When Does Brain Motion Interfere with the Accuracy of Stereotactic Radiosurgery? Investigation of Brain Motion in the Presence of Stereotactic Frame.

Dee H. Wu1, Jesse Hatfield1, Jignesh Modi1, Genu Mathew1

1Radiological Sciences, University of Oklahoma Health Sciences Center, Oklahoma City, OK, United States

The aim of stereotactic radiosurgery is to provide accurate placement of radiation localized to targeted diseased tissues while minimizing placement of large doses of radiation into sensitive normal tissues (such as motor strip, brain stem, internal capsule, optic nerve, and other major nerve bundles). It is well known that the brain moves during the cardiac cycle in which the action of pulsatile blood flow produces brain expansion and contraction. Such movement provides a potential conflict with the objective of providing millimeter to submillimeter localization accuracy of radiation treatment.
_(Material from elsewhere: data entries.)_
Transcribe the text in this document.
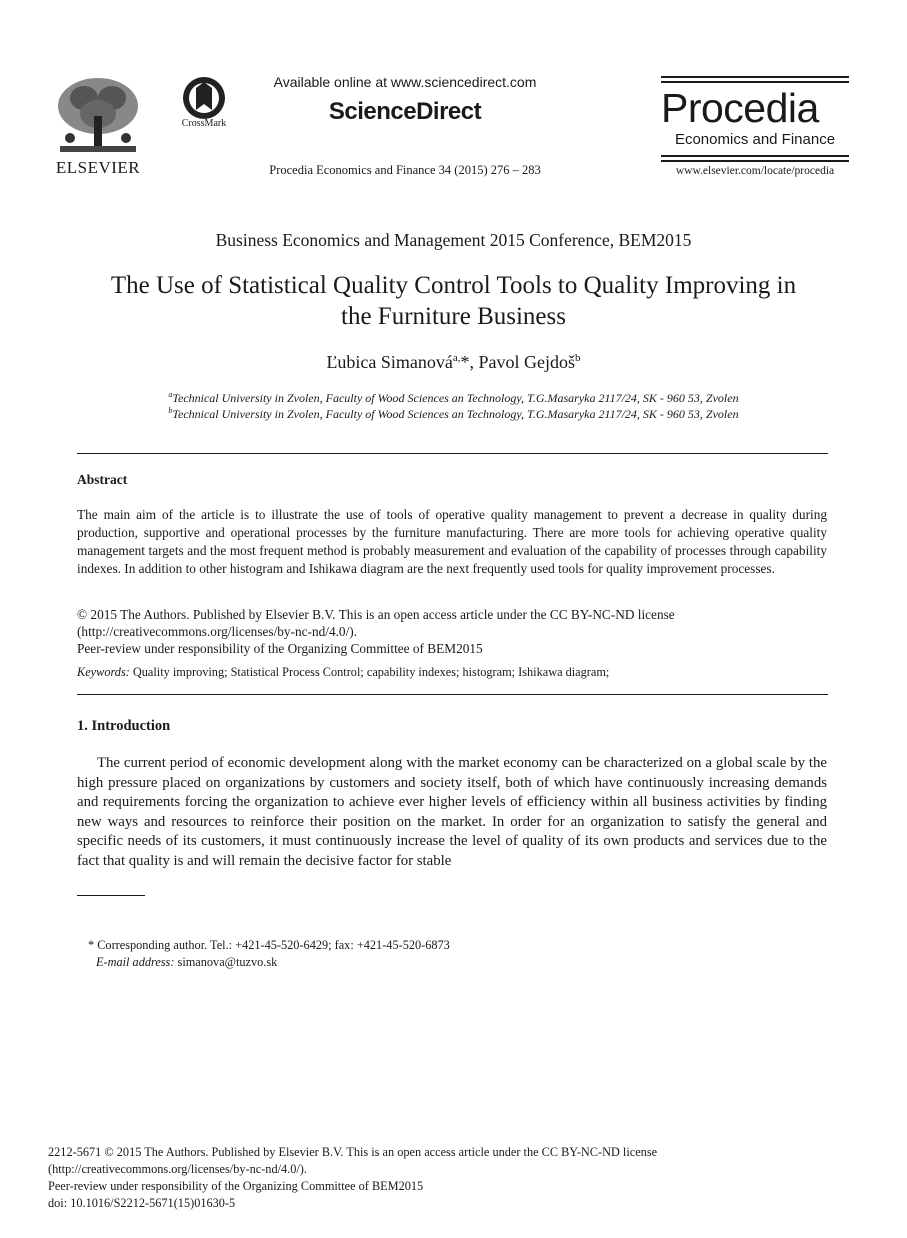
ELSEVIER
CrossMark
Available online at www.sciencedirect.com
ScienceDirect
Procedia Economics and Finance 34 (2015) 276 – 283
Procedia
Economics and Finance
www.elsevier.com/locate/procedia
Business Economics and Management 2015 Conference, BEM2015
The Use of Statistical Quality Control Tools to Quality Improving in
the Furniture Business
Ľubica Simanová$^{a,}$*, Pavol Gejdoš$^b$
$^a$Technical University in Zvolen, Faculty of Wood Sciences an Technology, T.G.Masaryka 2117/24, SK - 960 53, Zvolen
$^b$Technical University in Zvolen, Faculty of Wood Sciences an Technology, T.G.Masaryka 2117/24, SK - 960 53, Zvolen
Abstract
The main aim of the article is to illustrate the use of tools of operative quality management to prevent a decrease in quality during production, supportive and operational processes by the furniture manufacturing. There are more tools for achieving operative quality management targets and the most frequent method is probably measurement and evaluation of the capability of processes through capability indexes. In addition to other histogram and Ishikawa diagram are the next frequently used tools for quality improvement processes.
© 2015 The Authors. Published by Elsevier B.V. This is an open access article under the CC BY-NC-ND license
(http://creativecommons.org/licenses/by-nc-nd/4.0/).
Peer-review under responsibility of the Organizing Committee of BEM2015
Keywords: Quality improving; Statistical Process Control; capability indexes; histogram; Ishikawa diagram;
1. Introduction
The current period of economic development along with the market economy can be characterized on a global scale by the high pressure placed on organizations by customers and society itself, both of which have continuously increasing demands and requirements forcing the organization to achieve ever higher levels of efficiency within all business activities by finding new ways and resources to reinforce their position on the market. In order for an organization to satisfy the general and specific needs of its customers, it must continuously increase the level of quality of its own products and services due to the fact that quality is and will remain the decisive factor for stable
* Corresponding author. Tel.: +421-45-520-6429; fax: +421-45-520-6873
E-mail address: simanova@tuzvo.sk
2212-5671 © 2015 The Authors. Published by Elsevier B.V. This is an open access article under the CC BY-NC-ND license
(http://creativecommons.org/licenses/by-nc-nd/4.0/).
Peer-review under responsibility of the Organizing Committee of BEM2015
doi: 10.1016/S2212-5671(15)01630-5
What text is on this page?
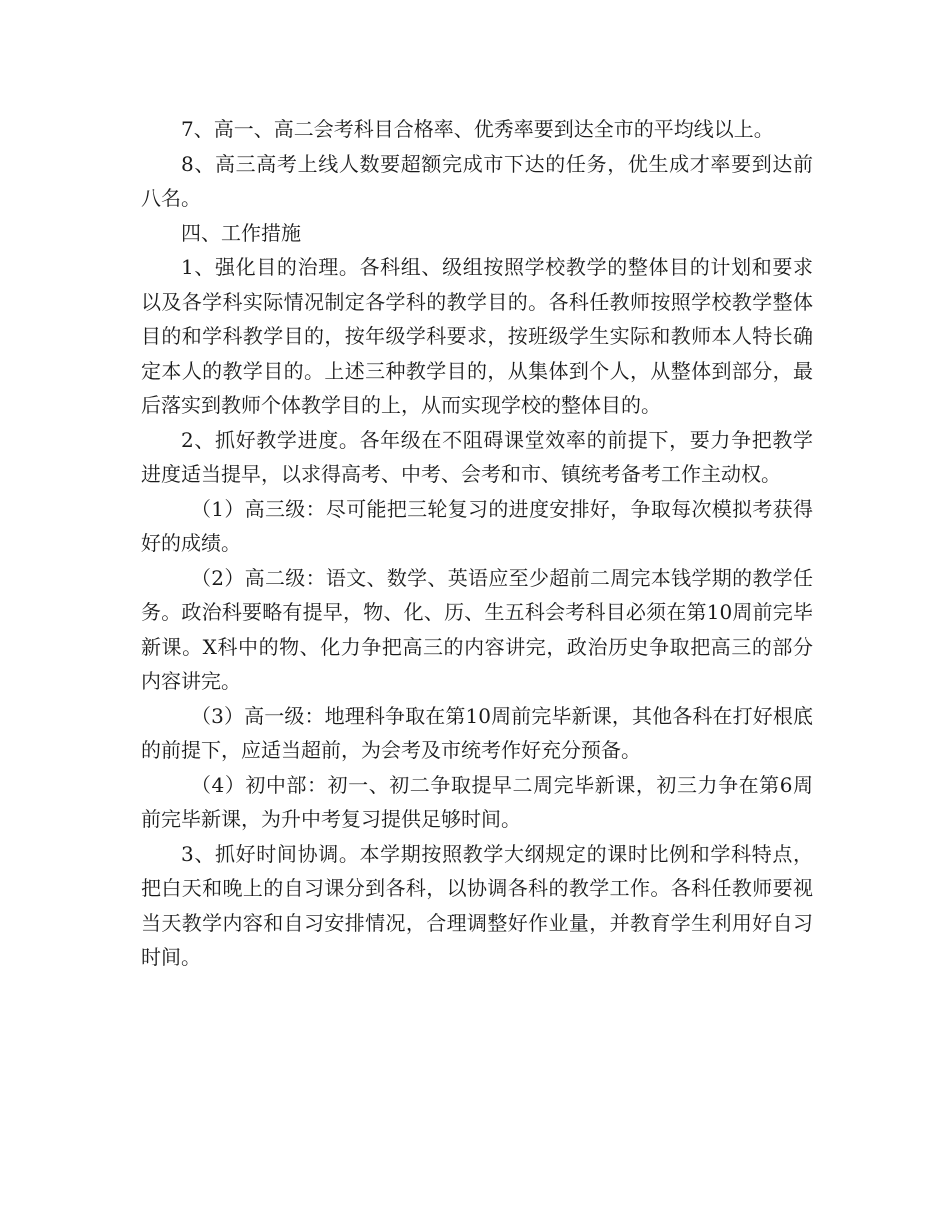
7、高一、高二会考科目合格率、优秀率要到达全市的平均线以上。

8、高三高考上线人数要超额完成市下达的任务，优生成才率要到达前八名。

四、工作措施

1、强化目的治理。各科组、级组按照学校教学的整体目的计划和要求以及各学科实际情况制定各学科的教学目的。各科任教师按照学校教学整体目的和学科教学目的，按年级学科要求，按班级学生实际和教师本人特长确定本人的教学目的。上述三种教学目的，从集体到个人，从整体到部分，最后落实到教师个体教学目的上，从而实现学校的整体目的。

2、抓好教学进度。各年级在不阻碍课堂效率的前提下，要力争把教学进度适当提早，以求得高考、中考、会考和市、镇统考备考工作主动权。

（1）高三级：尽可能把三轮复习的进度安排好，争取每次模拟考获得好的成绩。

（2）高二级：语文、数学、英语应至少超前二周完本钱学期的教学任务。政治科要略有提早，物、化、历、生五科会考科目必须在第10周前完毕新课。X科中的物、化力争把高三的内容讲完，政治历史争取把高三的部分内容讲完。

（3）高一级：地理科争取在第10周前完毕新课，其他各科在打好根底的前提下，应适当超前，为会考及市统考作好充分预备。

（4）初中部：初一、初二争取提早二周完毕新课，初三力争在第6周前完毕新课，为升中考复习提供足够时间。

3、抓好时间协调。本学期按照教学大纲规定的课时比例和学科特点，把白天和晚上的自习课分到各科，以协调各科的教学工作。各科任教师要视当天教学内容和自习安排情况，合理调整好作业量，并教育学生利用好自习时间。
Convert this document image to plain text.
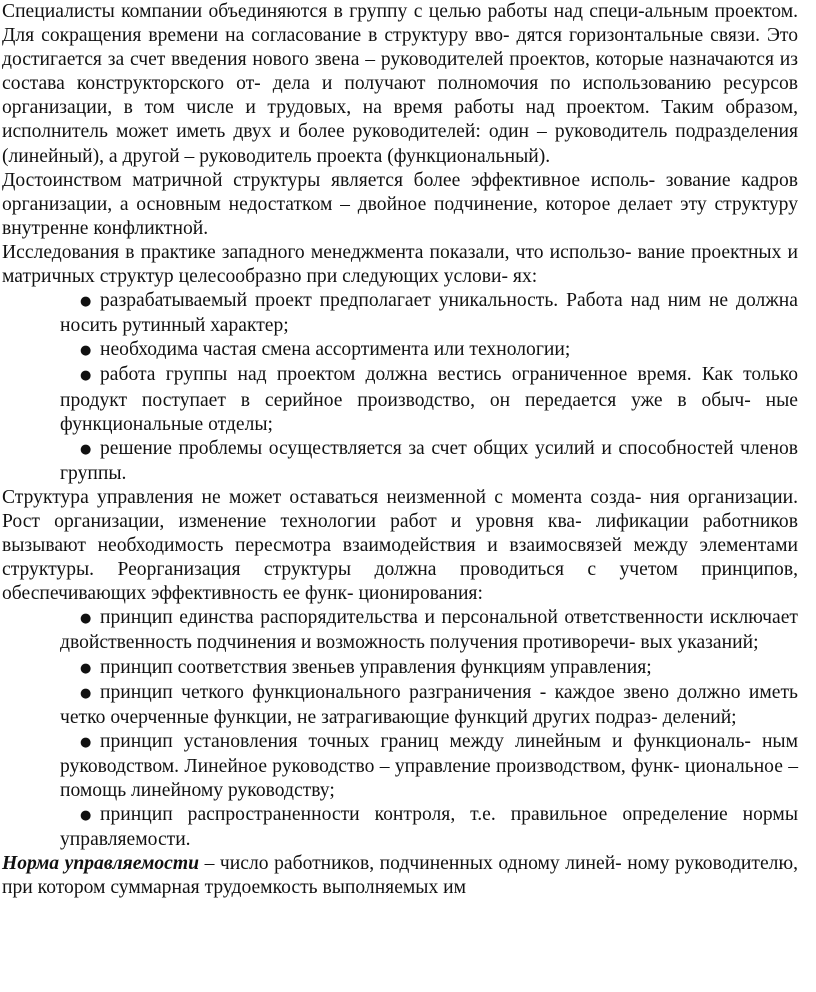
Специалисты компании объединяются в группу с целью работы над специ-альным проектом. Для сокращения времени на согласование в структуру вво- дятся горизонтальные связи. Это достигается за счет введения нового звена – руководителей проектов, которые назначаются из состава конструкторского от- дела и получают полномочия по использованию ресурсов организации, в том числе и трудовых, на время работы над проектом. Таким образом, исполнитель может иметь двух и более руководителей: один – руководитель подразделения (линейный), а другой – руководитель проекта (функциональный).

Достоинством матричной структуры является более эффективное исполь- зование кадров организации, а основным недостатком – двойное подчинение, которое делает эту структуру внутренне конфликтной.

Исследования в практике западного менеджмента показали, что использо- вание проектных и матричных структур целесообразно при следующих услови- ях:

● разрабатываемый проект предполагает уникальность. Работа над ним не должна носить рутинный характер;
● необходима частая смена ассортимента или технологии;
● работа группы над проектом должна вестись ограниченное время. Как только продукт поступает в серийное производство, он передается уже в обыч- ные функциональные отделы;
● решение проблемы осуществляется за счет общих усилий и способностей членов группы.

Структура управления не может оставаться неизменной с момента созда- ния организации. Рост организации, изменение технологии работ и уровня ква- лификации работников вызывают необходимость пересмотра взаимодействия и взаимосвязей между элементами структуры. Реорганизация структуры должна проводиться с учетом принципов, обеспечивающих эффективность ее функ- ционирования:

● принцип единства распорядительства и персональной ответственности исключает двойственность подчинения и возможность получения противоречи- вых указаний;
● принцип соответствия звеньев управления функциям управления;
● принцип четкого функционального разграничения - каждое звено должно иметь четко очерченные функции, не затрагивающие функций других подраз- делений;
● принцип установления точных границ между линейным и функциональ- ным руководством. Линейное руководство – управление производством, функ- циональное – помощь линейному руководству;
● принцип распространенности контроля, т.е. правильное определение нормы управляемости.

Норма управляемости – число работников, подчиненных одному линей- ному руководителю, при котором суммарная трудоемкость выполняемых им
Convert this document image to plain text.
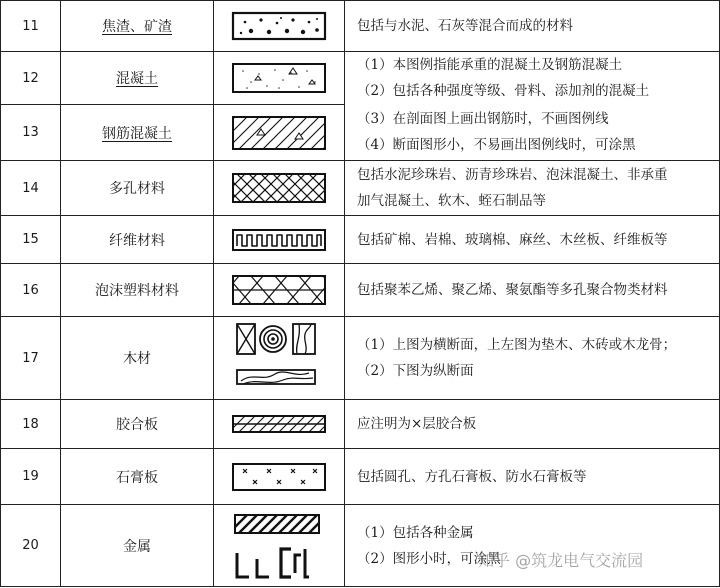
11	焦渣、矿渣		包括与水泥、石灰等混合而成的材料

12	混凝土		（1）本图例指能承重的混凝土及钢筋混凝土
（2）包括各种强度等级、骨料、添加剂的混凝土

13	钢筋混凝土		（3）在剖面图上画出钢筋时，不画图例线
（4）断面图形小，不易画出图例线时，可涂黑

14	多孔材料		包括水泥珍珠岩、沥青珍珠岩、泡沫混凝土、非承重
加气混凝土、软木、蛭石制品等

15	纤维材料		包括矿棉、岩棉、玻璃棉、麻丝、木丝板、纤维板等

16	泡沫塑料材料		包括聚苯乙烯、聚乙烯、聚氨酯等多孔聚合物类材料

17	木材		（1）上图为横断面，上左图为垫木、木砖或木龙骨；
（2）下图为纵断面

18	胶合板		应注明为×层胶合板

19	石膏板		包括圆孔、方孔石膏板、防水石膏板等

20	金属		（1）包括各种金属
（2）图形小时，可涂黑
知乎 @筑龙电气交流园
This has led to recommendations for the use of electronic gating of radiosurgery placement. While brain motion was extensively studied in the early 1990s(1, 2), and has been a source of debate for more recent studies for the degree of head fixation required for patients for presurgical planning with fMRI (3). Such brain motion has been cited to be on the order of 0.5 mm for controlled studies over a short period of time (minutes), to 1-3 millimeters over the course of an fMRI experiment when standard to minimal head fixation is used (4). None of these studies were performed with such stringent fixation as that provided during radiotherapy. The frames such that include head fixation with the insertion of metal pins attached to the patient skull with metallic frames.